Is it all just an Illusion? Is anyone ever really happy? Or do we all just paint on these faces & go about our days... days filled with Quiet desperation, Solitude, Tragic loneliness & confusion... Days, weeks, years spent silently screaming from within to get me out of here... For someone to tell us that it is all going to be alright... for someone to understand us.. that it all becomes to much to bear... the heartache... the thoughts of being a failure... That why would I think that life should be any different for a Hollywood actor? Even for the still young & gifted, like Heath Ledger was. Did he die of quite desperation? The drugs being of course just a symptom... NOT the Ailment... But never the less, the symptom that KILLED him.

So bloody fucking tragic. I guess what disturbs me the most is that maybe I keep thinking.... If a guy like him couldn't find peace & happiness at his level of accomplishment in life at his age... Then how the fuck can a smuck like me, or anyone of us regular people ever expect to find happiness?

I guess what it all ever boils down to, what truly matters, IS .... OURSELVES.... How things effect US.... & then, how we deal with these things that effect us. And for some sad, strange reason, Heath Ledgers Death truly seems to sadden me... To bother me... To scare me... To make me want to just shake my head & cry & wonder.... What the fuck is going on around here? Is anybody ever, truly happy? Am I so nieve to be still clinging on to false childhood hopes of My dreams coming true & finding happiness for the rest of my life? I'd like to think not..... I still believe that I can make MY dreams still come true!
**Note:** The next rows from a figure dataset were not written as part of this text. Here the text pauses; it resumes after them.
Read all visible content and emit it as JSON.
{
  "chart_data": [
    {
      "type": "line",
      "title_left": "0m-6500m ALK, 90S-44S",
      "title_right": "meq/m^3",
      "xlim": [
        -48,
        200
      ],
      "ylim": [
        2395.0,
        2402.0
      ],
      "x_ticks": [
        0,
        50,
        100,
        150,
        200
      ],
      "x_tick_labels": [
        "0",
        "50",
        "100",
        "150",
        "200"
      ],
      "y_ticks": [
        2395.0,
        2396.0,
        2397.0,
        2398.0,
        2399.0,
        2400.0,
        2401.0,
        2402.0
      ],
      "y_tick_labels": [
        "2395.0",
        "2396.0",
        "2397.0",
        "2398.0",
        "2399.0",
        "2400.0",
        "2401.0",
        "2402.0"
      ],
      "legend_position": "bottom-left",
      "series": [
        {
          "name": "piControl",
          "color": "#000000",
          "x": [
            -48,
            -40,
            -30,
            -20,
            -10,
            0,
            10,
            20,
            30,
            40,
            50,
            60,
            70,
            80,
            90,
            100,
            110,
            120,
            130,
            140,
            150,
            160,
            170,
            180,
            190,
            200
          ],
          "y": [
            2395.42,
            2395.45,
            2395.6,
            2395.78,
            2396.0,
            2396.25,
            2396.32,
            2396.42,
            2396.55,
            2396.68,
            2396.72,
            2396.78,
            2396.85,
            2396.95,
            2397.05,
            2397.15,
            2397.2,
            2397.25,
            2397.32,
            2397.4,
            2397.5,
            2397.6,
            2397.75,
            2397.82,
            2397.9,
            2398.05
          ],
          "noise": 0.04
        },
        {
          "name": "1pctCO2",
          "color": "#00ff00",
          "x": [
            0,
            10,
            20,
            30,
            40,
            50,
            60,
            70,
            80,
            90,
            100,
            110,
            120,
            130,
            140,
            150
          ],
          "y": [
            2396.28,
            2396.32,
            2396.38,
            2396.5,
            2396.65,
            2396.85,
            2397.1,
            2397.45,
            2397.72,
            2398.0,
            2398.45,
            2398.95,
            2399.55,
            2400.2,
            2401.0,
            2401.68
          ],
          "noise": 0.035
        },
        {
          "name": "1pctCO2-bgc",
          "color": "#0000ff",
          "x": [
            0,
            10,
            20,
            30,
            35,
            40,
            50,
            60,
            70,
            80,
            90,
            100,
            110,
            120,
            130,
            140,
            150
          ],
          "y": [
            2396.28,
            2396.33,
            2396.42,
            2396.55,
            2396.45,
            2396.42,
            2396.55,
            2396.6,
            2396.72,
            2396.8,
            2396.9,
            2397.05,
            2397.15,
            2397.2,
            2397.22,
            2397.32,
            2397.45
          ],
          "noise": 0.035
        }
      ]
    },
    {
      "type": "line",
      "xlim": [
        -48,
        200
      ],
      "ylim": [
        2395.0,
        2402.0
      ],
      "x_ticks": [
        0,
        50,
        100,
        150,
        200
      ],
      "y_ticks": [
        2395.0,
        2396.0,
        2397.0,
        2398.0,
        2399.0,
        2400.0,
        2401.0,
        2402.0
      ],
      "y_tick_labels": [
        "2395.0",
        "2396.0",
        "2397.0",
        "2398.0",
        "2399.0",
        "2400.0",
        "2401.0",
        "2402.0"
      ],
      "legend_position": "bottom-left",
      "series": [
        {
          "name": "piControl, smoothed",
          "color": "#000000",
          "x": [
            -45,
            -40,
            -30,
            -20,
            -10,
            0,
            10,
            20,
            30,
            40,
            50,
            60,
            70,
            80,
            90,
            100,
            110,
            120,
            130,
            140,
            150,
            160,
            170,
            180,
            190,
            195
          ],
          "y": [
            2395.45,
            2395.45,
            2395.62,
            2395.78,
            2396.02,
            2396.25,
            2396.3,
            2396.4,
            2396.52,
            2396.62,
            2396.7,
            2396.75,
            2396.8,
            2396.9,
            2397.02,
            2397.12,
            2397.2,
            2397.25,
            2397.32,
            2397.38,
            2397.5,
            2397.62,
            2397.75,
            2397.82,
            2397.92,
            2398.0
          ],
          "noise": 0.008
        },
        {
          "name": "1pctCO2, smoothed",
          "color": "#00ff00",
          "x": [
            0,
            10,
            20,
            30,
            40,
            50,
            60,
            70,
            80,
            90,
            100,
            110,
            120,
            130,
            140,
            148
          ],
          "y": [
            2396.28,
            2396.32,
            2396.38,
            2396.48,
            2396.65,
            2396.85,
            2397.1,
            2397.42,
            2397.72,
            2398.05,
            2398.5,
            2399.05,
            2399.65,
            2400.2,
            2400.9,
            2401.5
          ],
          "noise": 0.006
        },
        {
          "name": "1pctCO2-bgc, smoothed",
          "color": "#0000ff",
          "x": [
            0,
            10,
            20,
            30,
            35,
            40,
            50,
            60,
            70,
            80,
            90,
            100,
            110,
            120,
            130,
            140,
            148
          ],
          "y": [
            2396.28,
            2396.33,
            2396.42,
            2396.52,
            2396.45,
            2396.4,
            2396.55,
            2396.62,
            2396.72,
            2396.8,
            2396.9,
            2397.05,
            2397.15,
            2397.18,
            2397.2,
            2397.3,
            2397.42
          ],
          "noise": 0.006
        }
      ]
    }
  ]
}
But I am greatly saddened by Heath Ledgers death, because it seems like such a WASTE! So much more life was left in him, so much more to do... Or am I wrong? Obviously I am. That was his life. It ended yesterday... All alone in a room in New York... With a damn fuckin drug overdose! So very stupid... So very sad.

I guess what freaks me out a little as I have been feeling so very disconnected lately with life.... with humans... with myself.... that twice in the last 2 weeks I seemed to have been drawn to this Heath Ledger movie from 2006 called "Candy" that was playing on cable. It was a love story about 2 young junkies where of course everything goes wrong & our hero ends up all alone in the end. I thought it was a good role... A decent movie.... a quirky lil independent film.... a sad story... I thought it was dark & edgy & kinda dangerous for a nice, clean cut actor like Heath Ledger to take on the role of a junky loser.... Maybe, just maybe... The poor fucker wasn't really acting as much as I thought?

Remember people... Life is short.... Its up to YOU.... to live your dreams... NO ONE else can do it for you. Just make sure you think real long & hard as to what YOUR dreams truly are?

Rest in Peace Heath Ledger,
Keep on living all you good people out there.